Error in $<-.data.frame(*tmp*, "peak", value = ":-") : replacement has 1 row, data has 0

timoast commented 5 years ago

Do you have a link to the gtf file?

drbecavin commented 5 years ago

My GTF is extracted from this one: ftp://ftp.ensembl.org/pub/release-91/gtf/sus_scrofa/

I have parsed it to make it compliant with cellranger-atac software. The parsing being :

I am running Cellranger-atac again with new annotation with chromosome names having "chr" in their name. Just to test !

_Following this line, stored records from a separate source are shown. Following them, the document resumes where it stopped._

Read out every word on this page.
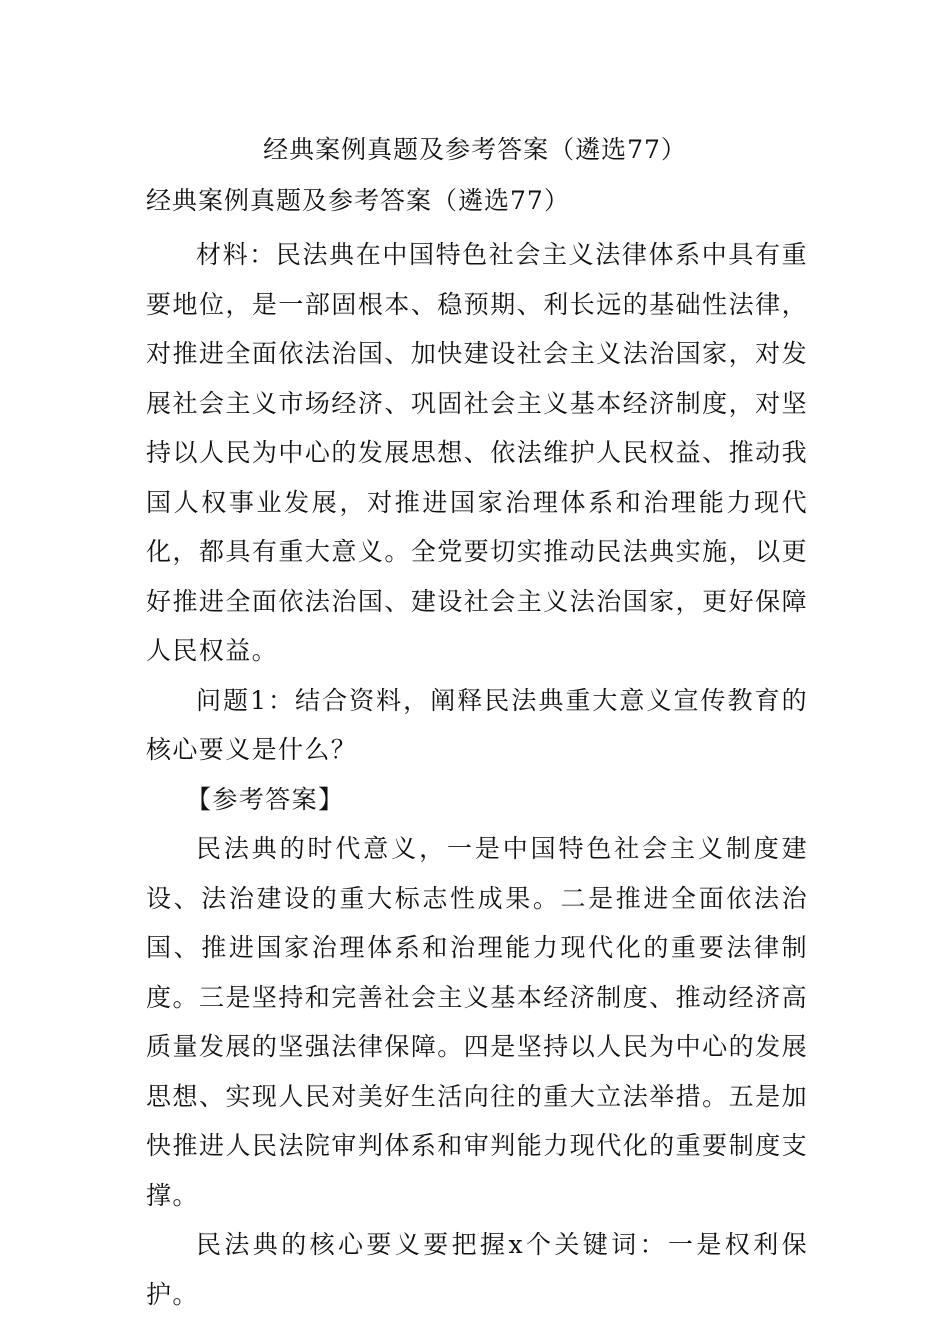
经典案例真题及参考答案（遴选77）
经典案例真题及参考答案（遴选77）

材料：民法典在中国特色社会主义法律体系中具有重要地位，是一部固根本、稳预期、利长远的基础性法律，对推进全面依法治国、加快建设社会主义法治国家，对发展社会主义市场经济、巩固社会主义基本经济制度，对坚持以人民为中心的发展思想、依法维护人民权益、推动我国人权事业发展，对推进国家治理体系和治理能力现代化，都具有重大意义。全党要切实推动民法典实施，以更好推进全面依法治国、建设社会主义法治国家，更好保障人民权益。

问题1：结合资料，阐释民法典重大意义宣传教育的核心要义是什么？

【参考答案】

民法典的时代意义，一是中国特色社会主义制度建设、法治建设的重大标志性成果。二是推进全面依法治国、推进国家治理体系和治理能力现代化的重要法律制度。三是坚持和完善社会主义基本经济制度、推动经济高质量发展的坚强法律保障。四是坚持以人民为中心的发展思想、实现人民对美好生活向往的重大立法举措。五是加快推进人民法院审判体系和审判能力现代化的重要制度支撑。

民法典的核心要义要把握x个关键词：一是权利保护。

drbecavin commented 5 years ago

Ok, Solved !!! I have found 3 bugs/blocking instruction There is 3 thing in your function Seurat::CreateGeneActivityMatrix which make it crashes with custom annotation.

Added for fixing rows without "gene_name" attribute in GTF file

gene.ids$gene_name[is.na(gene.ids$gene_name)] = gene.ids$gene_id[is.na(gene.ids$gene_name)]

peak.ids$gene.name <- gene.ids$gene_name



(I can submit a pull request tomorrow with these fix if you want. I think it will help many people wanting to try Seurat for scATACSeq with custom reference, before we all switch to Signac.)